Abbasi, probably not used to being grilled in courtrooms, fumbles and says NAB has not accepted that part of the judgment. “Then why did you not file an appeal against this?” Minallah questions. Abbasi responds by saying that the conviction has been “independently” handed out over Section 9 (a)(v) anyway.
But Minallah persists and is backed by Aurangzeb. If charges have been framed on two offences, he says, how can NAB accept an acquittal in one offence when there is such an enormous overlap between them? “You are putting forward a self-defeating argument,” says Aurangzeb. “If you are claiming that both charges are independent of each other then you are agreeing that the defendant has not acquired the properties through corrupt means because he has been acquitted over that charge. You may not know where he has gotten [the assets] from but you are accepting it is not through dishonest means.”
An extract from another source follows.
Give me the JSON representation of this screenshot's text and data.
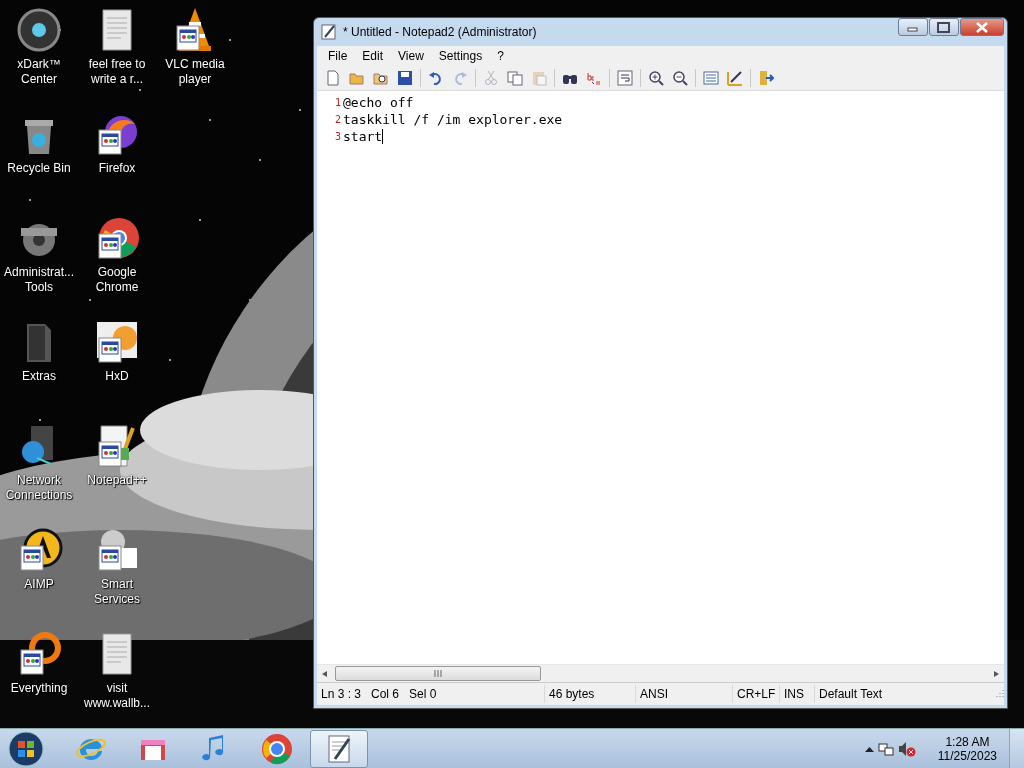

Abbasi wiggles this way and that but fails to come up with a satisfactory answer. The defence team stands back amused, watching the debate unfold. It is mostly Minallah who does the talking but Aurangzeb, too, makes occasional remarks — the two frequently consulting each other in hushed Pashto.
The judges go on to question the sentence handed down to Maryam, asking the prosecution to clarify whether she was a dependant of Nawaz Sharif or a benamidar (someone who owns an asset in name only on the behalf of its actual owner). Being a benamidar in itself is not an offence, Minallah points out, even if the trust deed submitted by her is forged.
He is also confused as to how she has been convicted for owning assets beyond means if the assets are not owned by her but by her father. “NAB must take a clear stance as to whom the properties belong to,” Minallah says, waving aside Abbasi’s interruptions. “You say the properties actually belong to Nawaz Sharif but you concede that you cannot prove they have been acquired through illegal means. Then you say the children are his dependents but they are also beneficial owners. You claim it is difficult to ascertain ownership but you want the children and the father both convicted. Give me one name out of the three,” Minallah says, leaning forward. “Who owns the properties: Nawaz, Maryam or Hussain?”
Abbasi, evidently frustrated by this point, tries to argue that the matter is complicated and that the entire case material must be studied to get a deeper understanding of it. Sensing that the judges are unsatisfied with his argument, he hands the floor over to Haris.